Conflicts & War

Londoño: Colombian gov’t has failed to derail quest for sustainable peace

Bogota, Nov 23 (EFE).- The last leader of the Revolutionary Armed Forces of Colombia (FARC) guerrilla group once said he hoped that he and President Ivan Duque could shake hands on the five-year anniversary of the historic 2016 peace deal and send a clear signal to the country’s inhabitants about its success.

That photo-op never materialized, and the 62-year-old erstwhile rebel chief, Rodrigo Londoño, instead laments what he says has been the conservative administration’s lack of commitment to implementing the accord.

“Unfortunately, we Colombians elected a president who was backed by a political party that always opposed the agreement, that even said during the campaign that the goal was to tear it to shreds,” the leader of Comunes (Commons), the political party founded by ex-FARC combatants, said in an interview with Efe last month.

“And on this fifth anniversary you have to say they didn’t succeed.”

Londoño said of the peace deal the FARC signed with the administration of then-President Juan Manuel Santos, an accord that brought an end to the group’s five-decade war against a succession of Colombian administrations, that it was undeniably the right decision.

And on Tuesday those seeking a negotiated solution to Colombia’s ongoing armed conflict got a boost from President Joe Biden’s decision – confirmed to Efe by a US congressional source – to drop the FARC’s 24-year-old designation as a terrorist group.

The ex-FARC chief, whose nom de guerre was Timochenko, said the possibility of a real and lasting peace existed in many regions in the wake of that accord, although the election of Duque in 2018 put those hopes on hold.

“The Colombian government doesn’t promote reconciliation, just the opposite.
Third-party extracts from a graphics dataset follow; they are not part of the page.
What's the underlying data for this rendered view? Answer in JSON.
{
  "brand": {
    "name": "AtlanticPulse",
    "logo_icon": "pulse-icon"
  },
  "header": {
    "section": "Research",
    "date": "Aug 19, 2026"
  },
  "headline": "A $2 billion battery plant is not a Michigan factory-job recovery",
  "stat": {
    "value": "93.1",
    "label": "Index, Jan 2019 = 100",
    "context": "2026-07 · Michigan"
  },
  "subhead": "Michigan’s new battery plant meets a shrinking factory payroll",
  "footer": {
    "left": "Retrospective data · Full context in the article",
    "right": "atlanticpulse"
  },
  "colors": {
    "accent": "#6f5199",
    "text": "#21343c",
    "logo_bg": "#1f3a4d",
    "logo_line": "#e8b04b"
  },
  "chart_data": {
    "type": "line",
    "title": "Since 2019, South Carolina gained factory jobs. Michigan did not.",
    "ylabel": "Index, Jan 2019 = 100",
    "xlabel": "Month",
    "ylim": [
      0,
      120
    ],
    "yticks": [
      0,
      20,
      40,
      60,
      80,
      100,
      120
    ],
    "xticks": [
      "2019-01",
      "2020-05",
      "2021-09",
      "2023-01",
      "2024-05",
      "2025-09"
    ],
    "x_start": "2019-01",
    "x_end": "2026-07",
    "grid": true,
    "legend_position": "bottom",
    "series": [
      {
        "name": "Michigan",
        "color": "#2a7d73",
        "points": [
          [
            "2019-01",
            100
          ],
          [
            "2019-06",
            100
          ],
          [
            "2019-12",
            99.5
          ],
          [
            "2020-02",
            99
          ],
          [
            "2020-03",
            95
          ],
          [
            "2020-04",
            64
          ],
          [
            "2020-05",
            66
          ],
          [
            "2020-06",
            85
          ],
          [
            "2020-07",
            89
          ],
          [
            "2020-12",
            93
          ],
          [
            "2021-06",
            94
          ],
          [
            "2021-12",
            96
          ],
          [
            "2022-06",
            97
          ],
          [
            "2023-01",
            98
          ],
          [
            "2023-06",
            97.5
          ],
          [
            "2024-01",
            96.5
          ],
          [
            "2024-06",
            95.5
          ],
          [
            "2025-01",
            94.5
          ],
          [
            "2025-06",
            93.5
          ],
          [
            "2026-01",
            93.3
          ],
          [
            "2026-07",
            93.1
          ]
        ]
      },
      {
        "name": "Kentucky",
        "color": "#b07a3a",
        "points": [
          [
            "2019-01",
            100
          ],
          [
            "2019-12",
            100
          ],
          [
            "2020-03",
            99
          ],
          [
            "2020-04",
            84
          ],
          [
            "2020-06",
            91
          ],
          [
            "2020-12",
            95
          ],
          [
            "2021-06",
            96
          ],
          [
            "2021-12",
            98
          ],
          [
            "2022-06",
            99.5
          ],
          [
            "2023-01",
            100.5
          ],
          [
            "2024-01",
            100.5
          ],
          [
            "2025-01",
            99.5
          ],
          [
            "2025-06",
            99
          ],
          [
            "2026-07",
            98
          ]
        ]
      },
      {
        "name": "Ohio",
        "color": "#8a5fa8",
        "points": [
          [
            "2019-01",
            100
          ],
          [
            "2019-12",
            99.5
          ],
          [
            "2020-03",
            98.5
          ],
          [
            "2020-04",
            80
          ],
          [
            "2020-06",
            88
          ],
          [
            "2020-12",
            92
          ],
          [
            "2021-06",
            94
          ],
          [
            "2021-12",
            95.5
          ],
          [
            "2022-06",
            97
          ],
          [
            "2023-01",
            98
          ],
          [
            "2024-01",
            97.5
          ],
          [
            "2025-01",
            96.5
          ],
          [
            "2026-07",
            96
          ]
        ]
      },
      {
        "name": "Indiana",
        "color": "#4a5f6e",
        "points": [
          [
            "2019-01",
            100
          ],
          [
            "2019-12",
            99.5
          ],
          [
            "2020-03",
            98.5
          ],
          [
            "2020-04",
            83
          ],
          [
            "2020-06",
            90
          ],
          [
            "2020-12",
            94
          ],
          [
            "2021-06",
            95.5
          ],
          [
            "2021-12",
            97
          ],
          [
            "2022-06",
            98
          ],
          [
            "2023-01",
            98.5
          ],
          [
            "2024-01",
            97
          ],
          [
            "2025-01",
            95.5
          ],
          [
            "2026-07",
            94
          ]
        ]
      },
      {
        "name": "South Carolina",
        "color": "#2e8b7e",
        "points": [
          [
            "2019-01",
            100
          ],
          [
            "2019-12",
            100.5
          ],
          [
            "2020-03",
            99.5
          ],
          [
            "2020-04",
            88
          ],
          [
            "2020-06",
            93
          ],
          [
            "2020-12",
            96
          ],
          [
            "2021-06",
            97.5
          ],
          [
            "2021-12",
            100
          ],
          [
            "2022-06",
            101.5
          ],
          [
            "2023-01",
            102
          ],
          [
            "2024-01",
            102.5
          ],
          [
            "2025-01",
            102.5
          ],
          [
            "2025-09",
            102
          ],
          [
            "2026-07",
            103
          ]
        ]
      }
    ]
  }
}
It instead uses stigmatization,” which leads to antagonism and conflict among Colombians, he said.

Some of the FARC delegates to the peace negotiations in Havana, including Ivan Marquez and the late Jesus Santrich, returned to the armed struggle over the past five years.

“They’re not dissidents. They’re deserters of the process,” Londoño said, adding that he has not tried to communicate with his former comrades. “The majority and the best of us are still here, and that (a return to the armed struggle) has no future.”

Londoño, who now lives with his “partner” and a two-year-old son, said of the one time Duque reached out to him by phone that it was not the “intimate conversation” he was expecting.

“It wasn’t possible to reach an agreement to build something around this fifth anniversary because they’re always with this thing of “peace with legality,” he said, referring to the current administration’s program for implementing the peace deal.

“What does that mean? That the peace (agreement) was illegal? It seems like a sophism” and a means of hiding the fact “they’re not for peace but instead continue to promote war as a way of leading and a way of governing,” the former guerrilla chief said.

But the former members of the FARC’s top command, who soon will receive their first sentences under the peace process’ transitional justice system for the kidnappings of thousands of people, also has been accused of hypocrisy for an alleged lack of remorse when apologizing to victims in court.

“That’s complicated, determining if it’s heart-felt or isn’t heart-felt,” Londoño said, adding that in his case his apology was sincere and that he has come to see kidnapping as “unethical.”

A total of 296 signers of the Nov. 24, 2016, peace deal have been killed over the past five years, a death toll that Londoño attributes to the government’s “stigmatization” of the former combatants.

“This fifth anniversary should serve (as a moment) for us to reflect on that and summon the effort to achieve the goal we Colombians have in 2022 to elect a president and a Congress that ensures we’ll go down a path of reconciliation and peace,” Londoño said.

Asked what peace means to him, Londoño said it is the “certainty that you can work, live, set goals in the future without fear that war will get in the way” of those plans.